Сначала раздается звук, громкий и оглушительный в тишине дома. Затем следует прикосновение ее ладони к моей щеке. В ее глазах появляется неестественный блеск, но слезы не уходят.

— Я ничья теплая нора, включая твою. И я приложила все эти усилия только ради тебя. Чтобы сделать тебя счастливым, как ты сделал счастливой меня вчера, приведя дядю Генри, но, видимо, я ошибалась. Я всегда совершаю ошибки, когда дело касается тебя, и мне пора научиться больше их не совершать.

И затем она выбегает из кухни, как ураган.

Я медленно закрываю глаза и делаю глоток виски, прекрасно понимая, что я все испортил.

Не то чтобы это не должно было быть испорчено в конечном итоге.

Глава 31


Николь


Захлопываю дверь в спальню, отхожу от нее, затем снова устремляюсь к ней.

Моя рука колеблется на ручке, прежде чем я отпускаю ее с громким пыхтением.

Лава, которая накапливалась в моей крови, теперь вырывается на поверхность, и я больше не могу держать ее в себе.

Больше не могу притворяться, что могу продолжать делать это и ничего не испытывать.

Это была только я, с тех пор как я впервые увидела Дэниела, когда мы были чертовыми детьми. С тех пор, как я завидовала ему за то, что он был озорно свободен, в то время как я не могла и мечтать об этом.

Я хватаю леденец, лежащий на комоде, рывком снимаю дурацкую обертку, а потом хрущу им так сильно, что у меня болят зубы.

Теперь даже мои привычки сосать леденцы меняются из-за него.

Я падаю на кровать, и подтягиваю ноги к груди, но обычное самоуспокоение на этот раз не срабатывает.

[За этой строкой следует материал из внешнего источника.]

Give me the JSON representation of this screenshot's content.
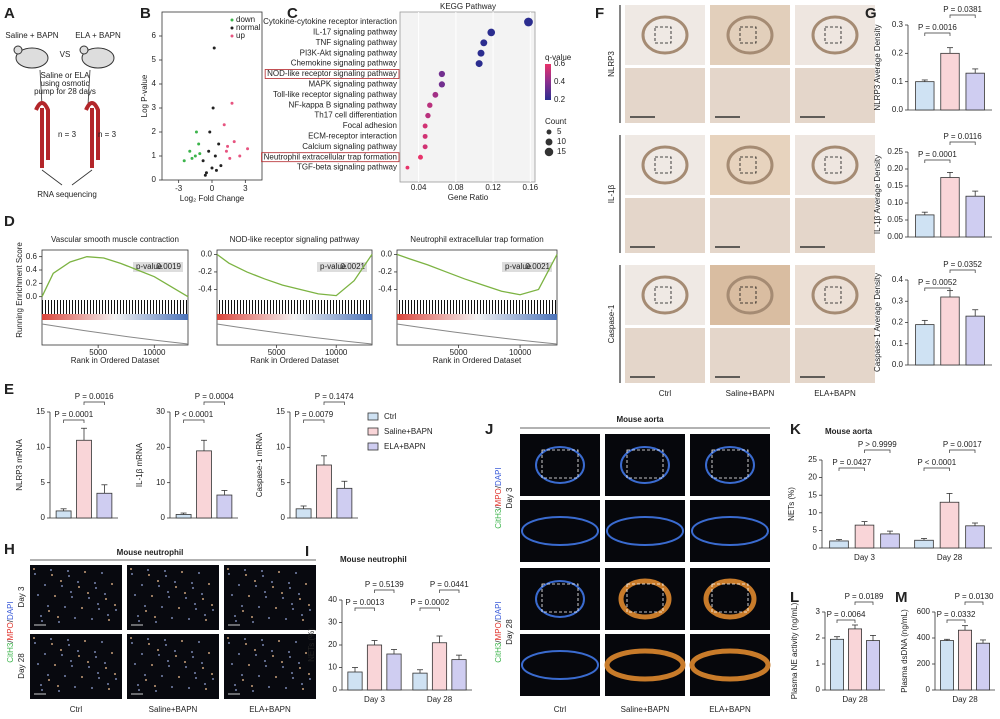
{
  "A": {
    "letter": "A",
    "left": "Saline + BAPN",
    "vs": "VS",
    "right": "ELA + BAPN",
    "note": [
      "Saline or ELA",
      "using osmotic",
      "pump for 28 days"
    ],
    "n_left": "n = 3",
    "n_right": "n = 3",
    "output": "RNA sequencing"
  },
  "B": {
    "letter": "B",
    "type": "scatter",
    "ylabel": "Log P-value",
    "xlabel": "Log₂ Fold Change",
    "xlim": [
      -4.5,
      4.5
    ],
    "ylim": [
      0,
      7
    ],
    "xticks": [
      -3,
      0,
      3
    ],
    "yticks": [
      0,
      1,
      2,
      3,
      4,
      5,
      6
    ],
    "series": [
      {
        "name": "down",
        "color": "#3cb44b",
        "x": [
          -2,
          -1.5,
          -1.2,
          -1.8,
          -1.1,
          -2.5,
          -1.4
        ],
        "y": [
          1.2,
          1,
          1.5,
          0.9,
          1.1,
          0.8,
          2
        ]
      },
      {
        "name": "normal",
        "color": "#222222",
        "x": [
          -0.5,
          0,
          0.3,
          -0.2,
          0.6,
          0.1,
          -0.8,
          0.8,
          -0.3,
          0.4,
          0.2,
          -0.6
        ],
        "y": [
          0.3,
          0.5,
          1,
          2,
          1.5,
          3,
          0.8,
          0.6,
          1.2,
          0.4,
          5.5,
          0.2
        ]
      },
      {
        "name": "up",
        "color": "#e75480",
        "x": [
          1.3,
          1.6,
          2,
          1.1,
          2.5,
          1.4,
          1.8,
          3.2
        ],
        "y": [
          1.2,
          0.9,
          1.6,
          2.3,
          1,
          1.4,
          3.2,
          1.3
        ]
      }
    ]
  },
  "C": {
    "letter": "C",
    "type": "dot",
    "title": "KEGG Pathway",
    "xlabel": "Gene Ratio",
    "xlim": [
      0.02,
      0.165
    ],
    "xticks": [
      0.04,
      0.08,
      0.12,
      0.16
    ],
    "pathways": [
      "Cytokine-cytokine receptor interaction",
      "IL-17 signaling pathway",
      "TNF signaling pathway",
      "PI3K-Akt signaling pathway",
      "Chemokine signaling pathway",
      "NOD-like receptor signaling pathway",
      "MAPK signaling pathway",
      "Toll-like receptor signaling pathway",
      "NF-kappa B signaling pathway",
      "Th17 cell differentiation",
      "Focal adhesion",
      "ECM-receptor interaction",
      "Calcium signaling pathway",
      "Neutrophil extracellular trap formation",
      "TGF-beta signaling pathway"
    ],
    "ratio": [
      0.158,
      0.118,
      0.11,
      0.107,
      0.105,
      0.065,
      0.065,
      0.058,
      0.052,
      0.05,
      0.047,
      0.047,
      0.047,
      0.042,
      0.028
    ],
    "counts": [
      16,
      12,
      10,
      10,
      10,
      8,
      8,
      7,
      6,
      6,
      5,
      5,
      5,
      5,
      3
    ],
    "qvalues": [
      0.05,
      0.15,
      0.12,
      0.1,
      0.1,
      0.35,
      0.35,
      0.45,
      0.5,
      0.5,
      0.55,
      0.55,
      0.55,
      0.6,
      0.6
    ],
    "boxed": [
      false,
      false,
      false,
      false,
      false,
      true,
      false,
      false,
      false,
      false,
      false,
      false,
      false,
      true,
      false
    ],
    "q_legend": {
      "title": "q-value",
      "ticks": [
        0.6,
        0.4,
        0.2
      ]
    },
    "count_legend": {
      "title": "Count",
      "ticks": [
        5,
        10,
        15
      ]
    }
  },
  "D": {
    "letter": "D",
    "type": "line",
    "ylabel": "Running Enrichment Score",
    "xlabel": "Rank in Ordered Dataset",
    "pvalue_label": "p-value",
    "xlim": [
      0,
      13000
    ],
    "xticks": [
      5000,
      10000
    ],
    "panels": [
      {
        "title": "Vascular smooth muscle contraction",
        "pvalue": 0.0019,
        "ylim": [
          -0.05,
          0.7
        ],
        "yticks": [
          {
            "value": 0,
            "label": "0.0"
          },
          0.2,
          0.4,
          0.6
        ],
        "x": [
          0,
          1000,
          2500,
          4000,
          5500,
          7000,
          8500,
          10000,
          11500,
          13000
        ],
        "y": [
          0,
          0.35,
          0.52,
          0.6,
          0.58,
          0.5,
          0.4,
          0.3,
          0.15,
          0
        ]
      },
      {
        "title": "NOD-like receptor signaling pathway",
        "pvalue": 0.0021,
        "ylim": [
          -0.52,
          0.05
        ],
        "yticks": [
          {
            "value": 0,
            "label": "0.0"
          },
          -0.2,
          -0.4
        ],
        "x": [
          0,
          1000,
          2500,
          4000,
          5500,
          7000,
          8500,
          10000,
          11500,
          13000
        ],
        "y": [
          0,
          -0.1,
          -0.2,
          -0.28,
          -0.35,
          -0.4,
          -0.45,
          -0.47,
          -0.3,
          0
        ]
      },
      {
        "title": "Neutrophil extracellular trap formation",
        "pvalue": 0.0021,
        "ylim": [
          -0.52,
          0.05
        ],
        "yticks": [
          {
            "value": 0,
            "label": "0.0"
          },
          -0.2,
          -0.4
        ],
        "x": [
          0,
          1000,
          2500,
          4000,
          5500,
          7000,
          8500,
          10000,
          11500,
          13000
        ],
        "y": [
          0,
          -0.05,
          -0.12,
          -0.2,
          -0.28,
          -0.35,
          -0.42,
          -0.46,
          -0.4,
          0
        ]
      }
    ]
  },
  "groups": {
    "names": [
      "Ctrl",
      "Saline+BAPN",
      "ELA+BAPN"
    ],
    "colors": [
      "#cfe2f3",
      "#f9d5d8",
      "#cfcdf1"
    ]
  },
  "E": {
    "letter": "E",
    "charts": [
      {
        "type": "bar",
        "ylabel": "NLRP3 mRNA",
        "ylim": [
          0,
          15
        ],
        "yticks": [
          0,
          5,
          10,
          15
        ],
        "values": [
          [
            1,
            11,
            3.5
          ]
        ],
        "errors": [
          [
            0.3,
            1.7,
            1.2
          ]
        ],
        "pvalues": [
          [
            "P = 0.0001",
            "P = 0.0016"
          ]
        ]
      },
      {
        "type": "bar",
        "ylabel": "IL-1β mRNA",
        "ylim": [
          0,
          30
        ],
        "yticks": [
          0,
          10,
          20,
          30
        ],
        "values": [
          [
            1,
            19,
            6.5
          ]
        ],
        "errors": [
          [
            0.4,
            3,
            1.3
          ]
        ],
        "pvalues": [
          [
            "P < 0.0001",
            "P = 0.0004"
          ]
        ]
      },
      {
        "type": "bar",
        "ylabel": "Caspase-1 mRNA",
        "ylim": [
          0,
          15
        ],
        "yticks": [
          0,
          5,
          10,
          15
        ],
        "values": [
          [
            1.3,
            7.5,
            4.2
          ]
        ],
        "errors": [
          [
            0.4,
            1.3,
            1
          ]
        ],
        "pvalues": [
          [
            "P = 0.0079",
            "P = 0.1474"
          ]
        ]
      }
    ]
  },
  "F": {
    "letter": "F",
    "rows": [
      "NLRP3",
      "IL-1β",
      "Caspase-1"
    ],
    "cols": [
      "Ctrl",
      "Saline+BAPN",
      "ELA+BAPN"
    ]
  },
  "G": {
    "letter": "G",
    "charts": [
      {
        "type": "bar",
        "ylabel": "NLRP3 Average Density",
        "ylim": [
          0,
          0.3
        ],
        "yticks": [
          {
            "value": 0,
            "label": "0.0"
          },
          0.1,
          0.2,
          0.3
        ],
        "values": [
          [
            0.1,
            0.2,
            0.13
          ]
        ],
        "errors": [
          [
            0.006,
            0.02,
            0.015
          ]
        ],
        "pvalues": [
          [
            "P = 0.0016",
            "P = 0.0381"
          ]
        ]
      },
      {
        "type": "bar",
        "ylabel": "IL-1β Average Density",
        "ylim": [
          0,
          0.25
        ],
        "yticks": [
          {
            "value": 0,
            "label": "0.00"
          },
          0.05,
          {
            "value": 0.1,
            "label": "0.10"
          },
          0.15,
          {
            "value": 0.2,
            "label": "0.20"
          },
          0.25
        ],
        "values": [
          [
            0.065,
            0.175,
            0.12
          ]
        ],
        "errors": [
          [
            0.008,
            0.015,
            0.015
          ]
        ],
        "pvalues": [
          [
            "P = 0.0001",
            "P = 0.0116"
          ]
        ]
      },
      {
        "type": "bar",
        "ylabel": "Caspase-1 Average Density",
        "ylim": [
          0,
          0.4
        ],
        "yticks": [
          {
            "value": 0,
            "label": "0.0"
          },
          0.1,
          0.2,
          0.3,
          0.4
        ],
        "values": [
          [
            0.19,
            0.32,
            0.23
          ]
        ],
        "errors": [
          [
            0.02,
            0.03,
            0.03
          ]
        ],
        "pvalues": [
          [
            "P = 0.0052",
            "P = 0.0352"
          ]
        ]
      }
    ]
  },
  "H": {
    "letter": "H",
    "title": "Mouse neutrophil",
    "rows": [
      "Day 3",
      "Day 28"
    ],
    "stain": {
      "parts": [
        "CitH3",
        "MPO",
        "DAPI"
      ],
      "sep": "/"
    },
    "cols": [
      "Ctrl",
      "Saline+BAPN",
      "ELA+BAPN"
    ]
  },
  "I": {
    "letter": "I",
    "title": "Mouse neutrophil",
    "type": "bar",
    "ylabel": "NETs (%)",
    "ylim": [
      0,
      40
    ],
    "yticks": [
      0,
      10,
      20,
      30,
      40
    ],
    "categories": [
      "Day 3",
      "Day 28"
    ],
    "values": [
      [
        8,
        20,
        16
      ],
      [
        7.5,
        21,
        13.5
      ]
    ],
    "errors": [
      [
        2,
        2,
        2
      ],
      [
        1.5,
        3,
        2
      ]
    ],
    "pvalues": [
      [
        "P = 0.0013",
        "P = 0.5139"
      ],
      [
        "P = 0.0002",
        "P = 0.0441"
      ]
    ]
  },
  "J": {
    "letter": "J",
    "title": "Mouse aorta",
    "rows": [
      "Day 3",
      "Day 28"
    ],
    "stain": {
      "parts": [
        "CitH3",
        "MPO",
        "DAPI"
      ],
      "sep": "/"
    },
    "cols": [
      "Ctrl",
      "Saline+BAPN",
      "ELA+BAPN"
    ]
  },
  "K": {
    "letter": "K",
    "title": "Mouse aorta",
    "type": "bar",
    "ylabel": "NETs (%)",
    "ylim": [
      0,
      25
    ],
    "yticks": [
      0,
      5,
      10,
      15,
      20,
      25
    ],
    "categories": [
      "Day 3",
      "Day 28"
    ],
    "values": [
      [
        2,
        6.5,
        4
      ],
      [
        2.2,
        13,
        6.3
      ]
    ],
    "errors": [
      [
        0.4,
        1,
        0.8
      ],
      [
        0.5,
        2.5,
        0.8
      ]
    ],
    "pvalues": [
      [
        "P = 0.0427",
        "P > 0.9999"
      ],
      [
        "P < 0.0001",
        "P = 0.0017"
      ]
    ]
  },
  "L": {
    "letter": "L",
    "type": "bar",
    "ylabel": "Plasma NE activity (ng/mL)",
    "ylim": [
      0,
      3
    ],
    "yticks": [
      0,
      1,
      2,
      3
    ],
    "categories": [
      "Day 28"
    ],
    "values": [
      [
        1.95,
        2.35,
        1.9
      ]
    ],
    "errors": [
      [
        0.1,
        0.15,
        0.2
      ]
    ],
    "pvalues": [
      [
        "P = 0.0064",
        "P = 0.0189"
      ]
    ]
  },
  "M": {
    "letter": "M",
    "type": "bar",
    "ylabel": "Plasma dsDNA (ng/mL)",
    "ylim": [
      0,
      600
    ],
    "yticks": [
      0,
      200,
      400,
      600
    ],
    "categories": [
      "Day 28"
    ],
    "values": [
      [
        380,
        460,
        360
      ]
    ],
    "errors": [
      [
        10,
        35,
        25
      ]
    ],
    "pvalues": [
      [
        "P = 0.0332",
        "P = 0.0130"
      ]
    ]
  }
}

Поэтому иду к сумке, которую принесла, и достаю изумрудный кулон. В последнее время я его не ношу, но всегда держу под рукой. На этот раз я надеваю его на шею, затем достаю маленькую шкатулку, которую всегда ношу с собой.

Шкатулку, которую маленькая девочка во мне использовала как форму утешения. Взрослая я продолжает использовать ее как источник покоя.

Пальцы скользят по небольшой деревянной поверхности, подчеркнутой металлическим замком. После ареста мамы я в любое место брала эту шкатулку с собой. Я прятала ее под кроватью и смотрела на нее, когда становилось слишком тяжело. Когда Джей болел. Когда кошмары и панические атаки делали меня калекой.